Roy I Rochon Wilson’s Chinook Jargon (Cowlitz Tribe): an opportunity
My comment on Roy I. Rochon Wilson’s (1927-1925) Chinuk Wawa:
Image credit: egreenway.com
If you don’t participate in a community of speakers of an essentially unwritten language, you won’t be speaking it in an understandable way.
I own a copy of Wilson’s book of the Gospel of John.
(this image from it is courtesy of Alex Code)
I find his Chinook Jargon incredibly hard to understand — despite my 30 years of work speaking it, and having my PhD in Linguistics on it.
There is a simple reason.
Wilson “translated” from an English-language edition of the Christian Bible in the following way:
He looked up each word of the English, one after the other, and simply strung together the Chinook words that he amassed.
(More or less the same way people come up with “your name in Ancient Egyptian” or “Chinese” tattoos.)
That’s not how you talk any language on Earth.
Really shame that. (This is me pulling the reverse, doing a literal word-by-word translation from Chinook into English, with an inadequate outcome, trying to express:) That’s a shame.
I believe Wilson may have grown up hearing some Central-Dialect Jargon, an incredibly vital and important language for his people, the Cowlitz Tribe.
And he did many incomparably great things for the tribe.
But I wish I and other speakers of fluent Chinuk Wawa had been able to hang around with him while he was alive…

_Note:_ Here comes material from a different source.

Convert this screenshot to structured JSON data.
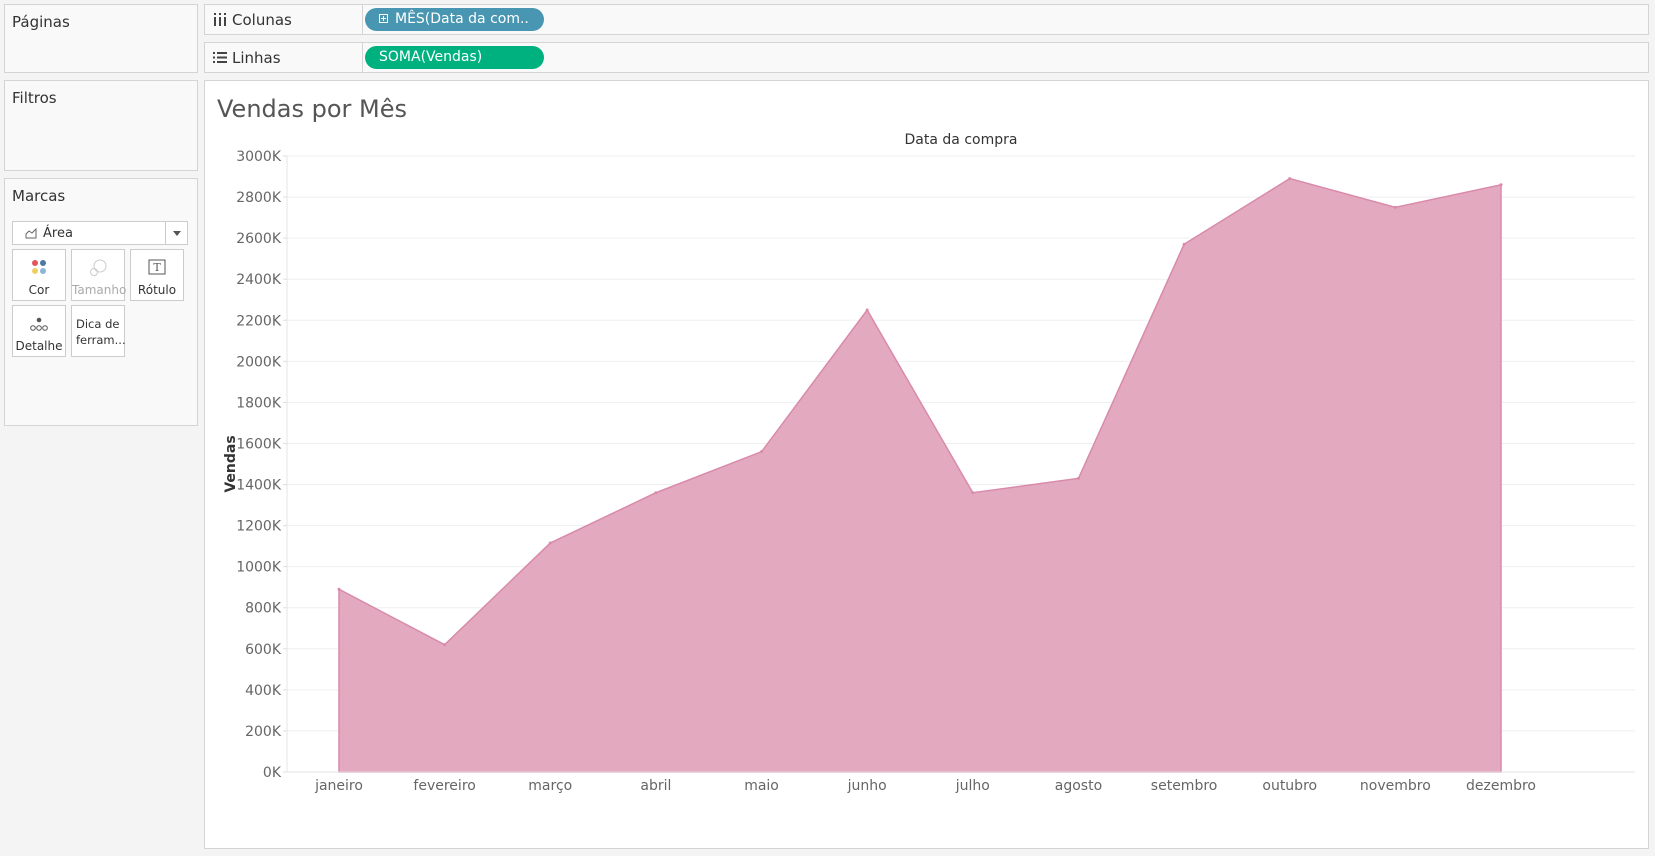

It would have been wonderful to witness the potential results of an encounter between his deep and lively mind and a strong grasp of this language.
Thinking optimistically: Roy Wilson laid the groundwork for a truly great restoration of an overlooked dialect of Chinuk Wawa to the Cowlitz Tribe —
— who used to speak it so much, it was even the language of their business meetings!